In probability theory, combinations and permutations are fundamental concepts that help us understand how to count and arrange different sets of items:

• Combinations refer to the selection of items where the order does not matter. For example, choosing 2 fruits from a basket of 5 is a combination.


• Permutations, on the other hand, refer to arrangements where the order does matter. So, arranging 2 fruits out of 5 would be a permutation.

In our exercise, we are concerned with combinations since we are selecting balls and the order of selection does not change the outcome.
Using the concept of combinations, we can determine how many ways we can select a group of items from a larger pool without considering the sequence of selection. This is essential when dealing with problems like drawing balls from a box.

The binomial coefficient, denoted as \( \binom{n}{r} \), is a way of expressing the number of possible combinations of \( r \) objects from a set of \( n \) objects. It is central in calculating probabilities and is derived using the formula:
\[ \binom{n}{r} = \frac{n!}{r!(n-r)!} \]
In the exercise, we used this formula to first calculate the total number of ways to draw 3 balls from a total of 9 balls in the box:
* There are 9 balls, and we need to select 3, so it becomes \( \binom{9}{3} \).
* We find that there are 84 different ways to draw 3 balls when considering all possibilities without restrictions.
* This calculation is crucial as the starting point when we have further conditions to consider, like drawing at least one black ball.

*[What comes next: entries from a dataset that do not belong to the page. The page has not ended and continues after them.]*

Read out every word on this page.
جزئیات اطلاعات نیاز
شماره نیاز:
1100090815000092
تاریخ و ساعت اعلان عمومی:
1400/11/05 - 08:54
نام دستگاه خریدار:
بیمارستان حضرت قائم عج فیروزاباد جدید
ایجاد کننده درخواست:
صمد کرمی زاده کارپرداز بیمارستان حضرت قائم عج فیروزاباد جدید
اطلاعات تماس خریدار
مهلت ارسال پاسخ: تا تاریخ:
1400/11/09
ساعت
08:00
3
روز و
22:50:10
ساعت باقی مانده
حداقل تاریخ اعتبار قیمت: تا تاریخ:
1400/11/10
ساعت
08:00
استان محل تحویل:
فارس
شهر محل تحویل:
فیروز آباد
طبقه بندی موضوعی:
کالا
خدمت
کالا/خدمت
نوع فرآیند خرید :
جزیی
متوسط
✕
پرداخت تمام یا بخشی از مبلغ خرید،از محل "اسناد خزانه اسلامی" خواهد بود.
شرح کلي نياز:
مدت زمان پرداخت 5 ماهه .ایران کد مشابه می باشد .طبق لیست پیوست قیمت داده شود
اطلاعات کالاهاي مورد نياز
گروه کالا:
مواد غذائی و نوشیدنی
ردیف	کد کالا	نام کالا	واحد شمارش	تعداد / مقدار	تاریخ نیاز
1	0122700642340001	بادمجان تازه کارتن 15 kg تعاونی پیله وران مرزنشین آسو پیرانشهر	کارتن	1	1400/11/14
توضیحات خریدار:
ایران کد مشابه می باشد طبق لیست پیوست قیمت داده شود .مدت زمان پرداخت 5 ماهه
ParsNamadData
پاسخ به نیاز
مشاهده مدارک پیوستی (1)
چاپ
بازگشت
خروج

Constraints in probability refer to specific conditions or restrictions placed on an event that must be met. In this exercise, our constraint is that at least one black ball must be included in the draw.
When dealing with constraints in probability, it's often beneficial to use complementary counting techniques:

• First, calculate the total possible outcomes by including all conditions.


• Then, determine the outcomes that do not meet the constraint (e.g., drawing no black balls).


• Finally, subtract the non-compliant outcomes from the total to find the number of ways the constraint is satisfied.

Applying this to our problem: While there are 84 total ways to choose 3 balls, by calculating \( \binom{6}{3} \), we find that there are 20 ways to choose balls without any black ones. By subtracting these from the total, we find 64 ways to meet our constraint of drawing at least one black ball.